Confrontos na Cisjordânia e Faixa de Gaza deixaram ontem um palestino morto e 15 feridos, incluindo cinco crianças. Quatro soldados israelenses foram feridos nos choques, que ocorreram apesar de contínuos esforços por parte dos Estados Unidos para promover conversações visando uma trégua.

Num dos confrontos na cidade de Ramallah, Cisjordânia, tanques israelense bombardearam uma mesquita, um jardim-de-infância e um veículo de resgate, disseram testemunhas palestinas.

A última explosão de violência ocorreu depois de o primeiro-ministro israelense, Ariel Sharon, ter dito ao secretário de Estado dos EUA, Colin Powell, que só permitirá conversações de alto nível com os palestinos após 48 horas de completa calma. Sharon afirmou duvidar que o líder palestino Yasser Arafat esteja fazendo sérios esforços para parar os confrontos.

Arafat disse ontem que havia emitido ''fortes e claras instruções para um pleno comprometimento com um cessar-fogo''. ''Espero que o governo israelense responda a essa mensagem de paz e tome também a decisão de respeitar um cessar-fogo'', afirmou Arafat, numa mensagem em que saudou os israelenses no Ano Novo judeu, que teve início ao anoitecer de hoje.

Os palestinos, enquanto isso, denunciaram a decisão de Israel de criar uma zona de contenção com a Cisjordânia numa tentativa de evitar que atacantes suicidas entrem em Israel.

Inicialmente, a zona se estenderá por 30 km, ao longo da fronteira da Cisjordânia de Jenin a Tulkarem, duas cidades de onde, diz Israel, vários atacantes suicidas saíram.

Um comunicado das Forças Armadas anunciou que a partir de 24 de setembro qualquer palestino tentando entrar na área isolada será ''preso e sentenciado''.

O ministro da Informação palestino, Yasser Abded Rabbo, disse que Arafat reclamou com o presidente dos EUA, George W. Bush, sobre o plano.

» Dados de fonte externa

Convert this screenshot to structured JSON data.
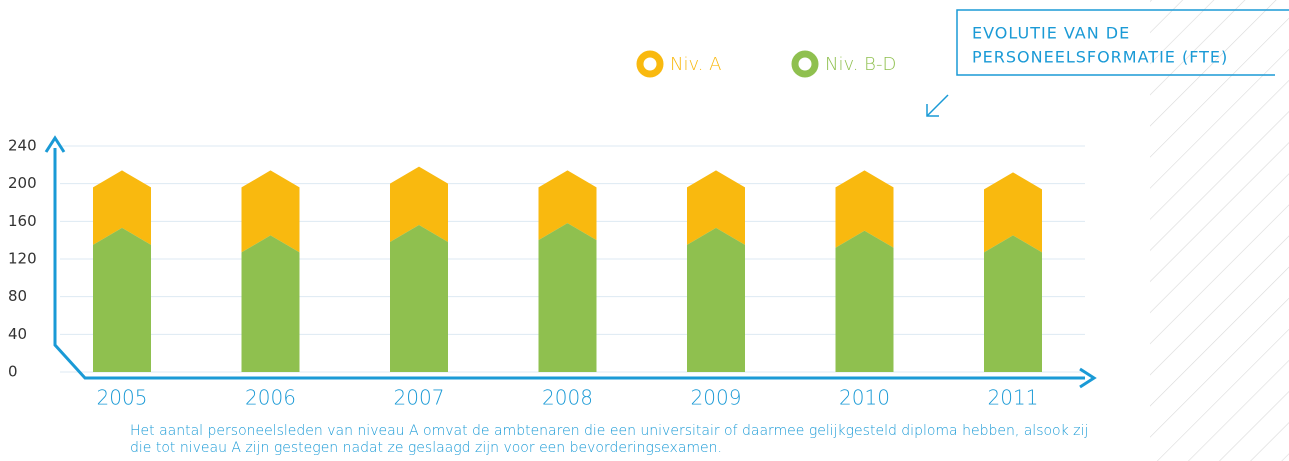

Powell telefonou para Sharon na noite de domingo e pediu informações sobre os esforços que estavam sendo feitos para arranjar conversações de paz entre os dois lados. A continuidade dos confrontos deve prejudicar os esforços dos EUA para trazer países árabes para uma coalizão internacional antiterrorista que Washington vem tentando estabelecer em vista dos ataques que sofreu da semana passada.

A violência de hoje teve início antes do amanhecer no campo de refugiados de Rafah, na Faixa de Gaza, nas proximidades da fronteira com o Egito. Os dois lados se acusam mutuamente pelo começo dos tiroteios.

Um palestino de 35 anos - que segundo testemunhas era mentalmente incapaz - vagava pelos ruas durante o confronto e foi morto por tiros disparados de um ponto de observação israelense, segundo médicos palestinos.